Oui mais je pense qu’il s’adresse à tous ceux qui voudront l’écouter. Depuis que j’ai commencé ma propre guérison il y a 2 ans, je suis devenu très sensible à la nature spirituelle de la réalité et à la nature spirituelle de l’amour ainsi qu’à l’essence de la vie. Je me suis ouvert à ça grâce à la vibration guérisseuse de la musique. Je me suis rendu compte tout à coup que notre musique a aidé des gens au cours de ces 10 dernières années. Notre musique les a aidé à se guérir et à découvrir certaines émotions cachées en eux. Nos fans sont très loyaux et à fond dans le groupe. Peut être que lorsqu’ils écouteront l’album, ils nous diront sur Internet que cet album les emmène dans un monde d’intelligence pure et d’énergie bienfaisante. J’ai tout juste réalisé à quel point tout ceci est profond. Cela ne fait que 2 ans que je me rends compte que la musique peut guérir les gens. C’est vraiment très agréable de sentir que tu peux en être à l’origine. Le fait d’avoir pu me trouver au fond de moi-même ces 2 dernières années, m’a aidé à comprendre tous les éléments de notre musique et l’effet que cela peut avoir sur les gens. C’est bien plus profond que je ne le pensais. Quand des gens pleurent lorsqu’ils entendent One Last Goodbye, nous ne faisons que débloquer des émotions qui sont en eux. Des émotions trop dures à ressentir et à révéler. Ca transparaît ensuite dans leur vie de tous les jours. Ils disent que ça les rend heureux, même si par exemple je n’arrive pas à imaginer qu’ « Alternative 4 » puisse rendre heureux qui que soit (rires). Mais après tout, c’est un bon album. C’est ce qui est bien avec la musique. Ca unit les personnes. C’est une des formes artistiques les plus fortes. Elle transcende et transforme l’auditeur pendant un moment et je ne pense pas que tout cela n’ait aucun sens. Les émotions résonnent et se réverbèrent sur les gens. La musique a cet effet positif. Personnellement un groupe comme Sigur Ros a eu cet effet sur moi. Ce groupe m’a permis d’être témoin du miracle de la vie. C’est quelque chose que j’ai sorti de moi-même mais qui s’est révélé en écoutant leur musique. C’est ce que les bons artistes font. Ils ouvrent des portes au sein de chacun.

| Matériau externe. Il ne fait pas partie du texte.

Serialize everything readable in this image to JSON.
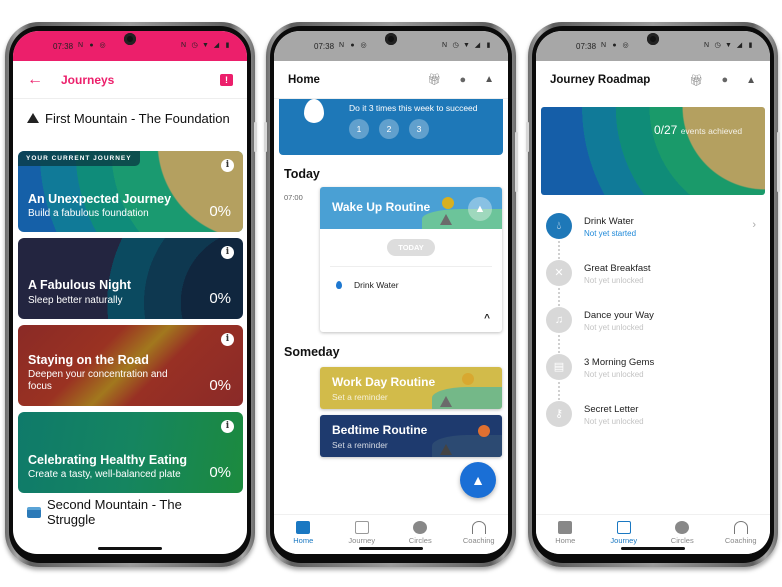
{
  "status_bar": {
    "time": "07:38"
  },
  "screen1": {
    "title": "Journeys",
    "first_mountain": "First Mountain - The Foundation",
    "second_mountain": "Second Mountain - The Struggle",
    "current_badge": "YOUR CURRENT JOURNEY",
    "journeys": [
      {
        "title": "An Unexpected Journey",
        "subtitle": "Build a fabulous foundation",
        "progress": "0%"
      },
      {
        "title": "A Fabulous Night",
        "subtitle": "Sleep better naturally",
        "progress": "0%"
      },
      {
        "title": "Staying on the Road",
        "subtitle": "Deepen your concentration and focus",
        "progress": "0%"
      },
      {
        "title": "Celebrating Healthy Eating",
        "subtitle": "Create a tasty, well-balanced plate",
        "progress": "0%"
      }
    ]
  },
  "screen2": {
    "title": "Home",
    "banner_message": "Do it 3 times this week to succeed",
    "banner_steps": [
      "1",
      "2",
      "3"
    ],
    "today_heading": "Today",
    "someday_heading": "Someday",
    "wake_time": "07:00",
    "wake_routine": "Wake Up Routine",
    "today_pill": "TODAY",
    "habit": "Drink Water",
    "work_routine": {
      "title": "Work Day Routine",
      "subtitle": "Set a reminder"
    },
    "bed_routine": {
      "title": "Bedtime Routine",
      "subtitle": "Set a reminder"
    }
  },
  "screen3": {
    "title": "Journey Roadmap",
    "achieved_count": "0/27",
    "achieved_label": "events achieved",
    "steps": [
      {
        "title": "Drink Water",
        "status": "Not yet started",
        "icon": "drop-icon",
        "glyph": "💧"
      },
      {
        "title": "Great Breakfast",
        "status": "Not yet unlocked",
        "icon": "utensils-icon",
        "glyph": "✕"
      },
      {
        "title": "Dance your Way",
        "status": "Not yet unlocked",
        "icon": "dance-icon",
        "glyph": "♫"
      },
      {
        "title": "3 Morning Gems",
        "status": "Not yet unlocked",
        "icon": "scroll-icon",
        "glyph": "▤"
      },
      {
        "title": "Secret Letter",
        "status": "Not yet unlocked",
        "icon": "key-icon",
        "glyph": "⚷"
      }
    ]
  },
  "bottom_nav": [
    "Home",
    "Journey",
    "Circles",
    "Coaching"
  ],
  "colors": {
    "brand_pink": "#ec1f6b",
    "primary_blue": "#1e78b8",
    "active_nav": "#1a78c2"
  }
}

Penses tu que la période difficile que vous venez de vivre, due à la fin de votre ancien label, a rendu tous les membres du groupe plus proches que jamais ?

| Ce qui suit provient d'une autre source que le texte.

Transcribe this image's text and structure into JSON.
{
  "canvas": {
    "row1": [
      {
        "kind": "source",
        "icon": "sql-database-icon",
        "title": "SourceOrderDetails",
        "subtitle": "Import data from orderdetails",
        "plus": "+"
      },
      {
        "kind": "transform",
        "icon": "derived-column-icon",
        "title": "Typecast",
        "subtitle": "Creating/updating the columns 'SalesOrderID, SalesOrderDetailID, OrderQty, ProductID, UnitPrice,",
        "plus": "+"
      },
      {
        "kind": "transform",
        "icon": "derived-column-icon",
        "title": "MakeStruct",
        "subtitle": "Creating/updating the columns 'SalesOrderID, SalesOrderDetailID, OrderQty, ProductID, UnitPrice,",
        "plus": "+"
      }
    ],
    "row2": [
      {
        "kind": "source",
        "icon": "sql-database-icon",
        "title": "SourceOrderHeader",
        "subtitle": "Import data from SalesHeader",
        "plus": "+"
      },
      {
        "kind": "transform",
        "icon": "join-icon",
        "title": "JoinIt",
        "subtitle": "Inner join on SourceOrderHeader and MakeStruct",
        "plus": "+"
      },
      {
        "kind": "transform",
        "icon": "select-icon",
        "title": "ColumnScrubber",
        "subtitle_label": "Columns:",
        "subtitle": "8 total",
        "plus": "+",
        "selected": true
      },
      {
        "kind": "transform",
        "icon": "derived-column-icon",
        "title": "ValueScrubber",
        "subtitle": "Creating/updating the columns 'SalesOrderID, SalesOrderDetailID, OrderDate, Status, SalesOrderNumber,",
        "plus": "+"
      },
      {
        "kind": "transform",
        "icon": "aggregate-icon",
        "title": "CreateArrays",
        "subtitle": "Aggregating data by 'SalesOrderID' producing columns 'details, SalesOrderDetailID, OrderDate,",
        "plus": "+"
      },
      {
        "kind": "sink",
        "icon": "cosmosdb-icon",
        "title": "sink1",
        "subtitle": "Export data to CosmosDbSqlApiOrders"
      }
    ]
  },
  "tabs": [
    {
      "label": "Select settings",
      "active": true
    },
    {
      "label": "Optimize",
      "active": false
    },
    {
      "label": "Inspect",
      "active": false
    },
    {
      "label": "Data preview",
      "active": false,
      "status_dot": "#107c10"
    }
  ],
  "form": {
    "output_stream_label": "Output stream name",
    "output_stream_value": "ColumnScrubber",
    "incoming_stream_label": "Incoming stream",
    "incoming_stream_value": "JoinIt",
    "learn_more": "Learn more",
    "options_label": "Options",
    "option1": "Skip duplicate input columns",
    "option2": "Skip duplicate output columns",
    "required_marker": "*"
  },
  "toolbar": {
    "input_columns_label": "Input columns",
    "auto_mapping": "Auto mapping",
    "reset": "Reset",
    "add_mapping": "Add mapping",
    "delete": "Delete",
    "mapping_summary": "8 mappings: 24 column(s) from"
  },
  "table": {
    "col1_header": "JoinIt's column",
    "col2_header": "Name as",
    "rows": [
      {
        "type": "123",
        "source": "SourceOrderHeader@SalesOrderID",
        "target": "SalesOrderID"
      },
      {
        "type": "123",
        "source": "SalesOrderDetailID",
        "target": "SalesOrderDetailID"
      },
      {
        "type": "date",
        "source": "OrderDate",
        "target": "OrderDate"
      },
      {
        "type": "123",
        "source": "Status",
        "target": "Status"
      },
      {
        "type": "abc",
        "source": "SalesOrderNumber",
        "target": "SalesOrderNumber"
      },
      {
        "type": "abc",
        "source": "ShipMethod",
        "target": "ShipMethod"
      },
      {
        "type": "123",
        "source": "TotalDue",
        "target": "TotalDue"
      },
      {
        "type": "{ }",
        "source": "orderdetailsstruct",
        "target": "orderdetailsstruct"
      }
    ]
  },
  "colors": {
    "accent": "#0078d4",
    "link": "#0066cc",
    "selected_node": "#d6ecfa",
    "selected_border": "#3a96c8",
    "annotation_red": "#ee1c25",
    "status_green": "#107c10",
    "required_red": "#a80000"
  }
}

Oui. Nous n’avons plus à écouter les gens du label nous dire oh combien nous sommes fantastiques. Nous sommes plus terre à terre. Nous nous suffisons à nous même. Nous avons un manageur qui nous convient. Les, notre claviériste, s’occupe d’organiser nos tournées et il est très bon pour ça. Nous n’avons pas besoin de mecs pour nous baiser le cul. Nous avons juste besoin d’un label pour distribuer nos disques et pour nous promouvoir dans la presse.

Merci à Danny pour sa confiance et son authenticité.